Um jogo fácil de entender e que nos lança num encontro
com nós mesmos quando crianças.
com nós mesmos quando crianças.
E assim vamos amando o futebol
Foi na Copa de 1978. Os Kupers, britânicos, viviam na Holanda, e o pequeno Simon, de 8 anos, amava o time laranja de Cruyff acima de todas as coisas. Mas quando os holandeses fizeram 5 x 1 sobre os austríacos ele deixou a sala aborrecido e foi chutar bola no quintal. "Que graça poderia ter um jogo tão fácil?", ele diz hoje, cavucando em suas lembranças futebolísticas mais remotas. Simon Kuper ainda não sabia: tentar enxergar o mais apaixonante dos esportes com olhos desapaixonados se tornaria algo importante para ele.
Divulgação
Kuper é co-autor do termo Soccernomics,
que faz análise do futebol a partir da economia
Kuper é um racional por dever de ofício. Historiador saído dos bancos de Oxford e graduado em política e economia em Harvard, por muito tempo seu negócio foi escrever na imprensa sobre as delícias do câmbio. Entediou-se. Atualmente assina uma coluna de futebol, só que no Financial Times. Aos 41 anos, continua, pois, a ver o jogo como o menino pouco dado ao sacode das goleadas. Disso nasceu Soccernomics, seu livro com o economista Stefan Szymanski, professor da Cass Business School, de Londres. Trata-se de uma análise racional, posto que econômica, do futebol mundial. Pode impacientar os apaixonados das arquibancadas, contudo trabalha os números de maneira surpreendente. A impressão é a de que, para Kuper e Szymanski, tudo no futebol tem explicação.
Ninguém melhor que um deles, portanto, para jogar alguma luz sobre a paixão por esse esporte. O que significam 100 mil pessoas nas ruas para celebrar não a maior das conquistas, mas o aniversário de 100 anos de um time? Há racionalidade por trás disso ou só um bando de loucos, loucos por ti, Corinthians? É Kuper quem responde na entrevista a seguir.
Por que somos apaixonados por futebol? O que esse esporte tem que os outros não têm?
Eu amo críquete também!
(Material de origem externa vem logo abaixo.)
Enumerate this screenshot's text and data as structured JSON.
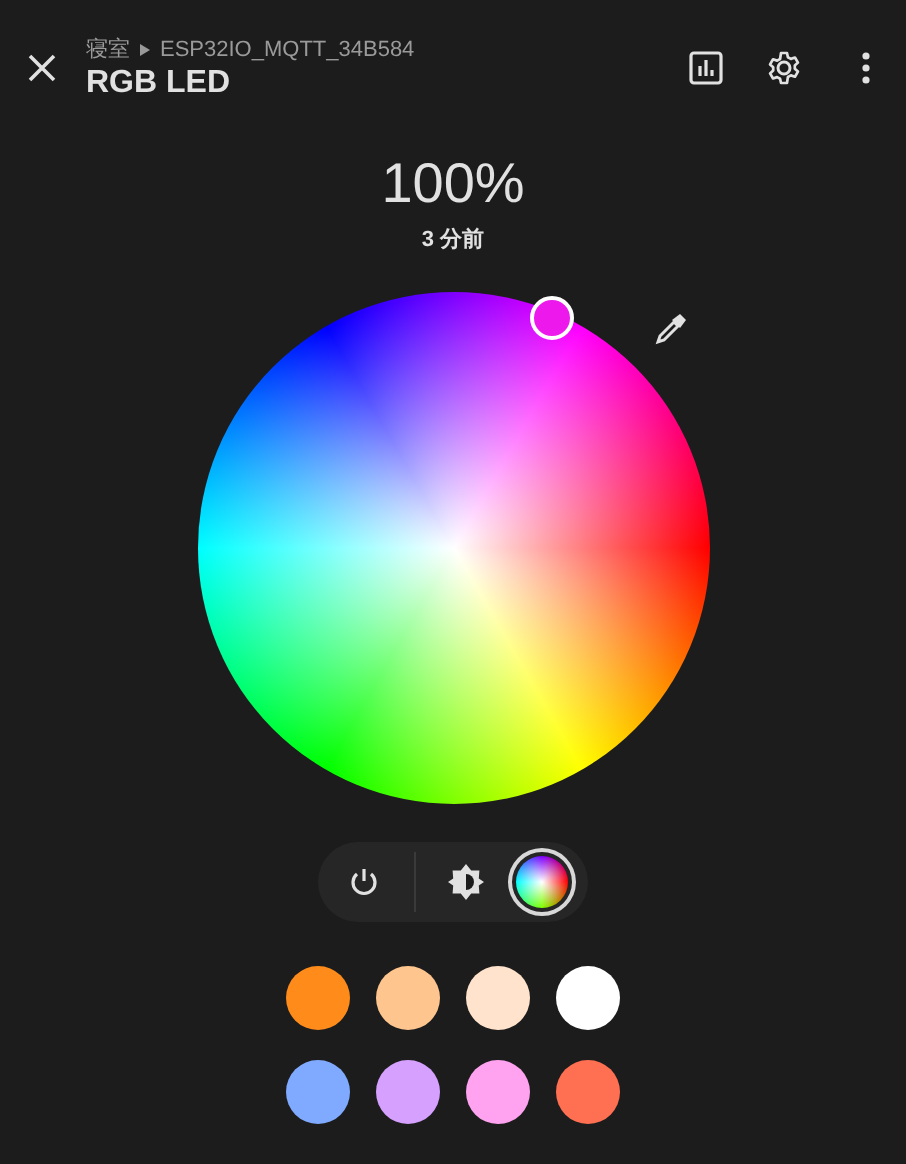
{
  "header": {
    "breadcrumb_area": "寝室",
    "breadcrumb_device": "ESP32IO_MQTT_34B584",
    "title": "RGB LED"
  },
  "state": {
    "brightness": "100%",
    "last_changed": "3 分前"
  },
  "modes": [
    {
      "kind": "power",
      "selected": false
    },
    {
      "kind": "brightness",
      "selected": false
    },
    {
      "kind": "color",
      "selected": true
    }
  ],
  "presets": [
    {
      "color": "#ff8c1a"
    },
    {
      "color": "#ffc58f"
    },
    {
      "color": "#ffe3cc"
    },
    {
      "color": "#ffffff"
    },
    {
      "color": "#80aaff"
    },
    {
      "color": "#d6a0ff"
    },
    {
      "color": "#ffa3f0"
    },
    {
      "color": "#ff7052"
    }
  ]
}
A diferença é que o futebol é um jogo tão fácil de entender que as pessoas o acompanham mais de perto. Além disso, tudo gira em torno de clubes muito antigos - Corinthians, Manchester United, Ajax. A ligação com o passado torna nosso sentimento pelo esporte algo muito profundo. Os times são parte de nossas vidas, ficam conosco do berço ao túmulo. Não há nada comparado no críquete ou no tênis, e não há clubes tão antigos no basquete. Um time de futebol proporciona a sensação de continuidade. Nós crescemos, ficamos velhos, perdemos amigos, trocamos de emprego, vamos mudando ao longo da vida. Mas quando somos adultos a única coisa que nos conecta à pessoa que éramos quando tínhamos 8 anos é nosso time de futebol. O Corinthians estará sempre lá, vestindo as mesmas cores. Essa ideia de continuidade nos conforta.
É uma posição bastante emocional, e de certo modo contrária ao que há em Soccernomics. Ele é razão pura e fria. Não existe razão demais no futebol hoje em dia?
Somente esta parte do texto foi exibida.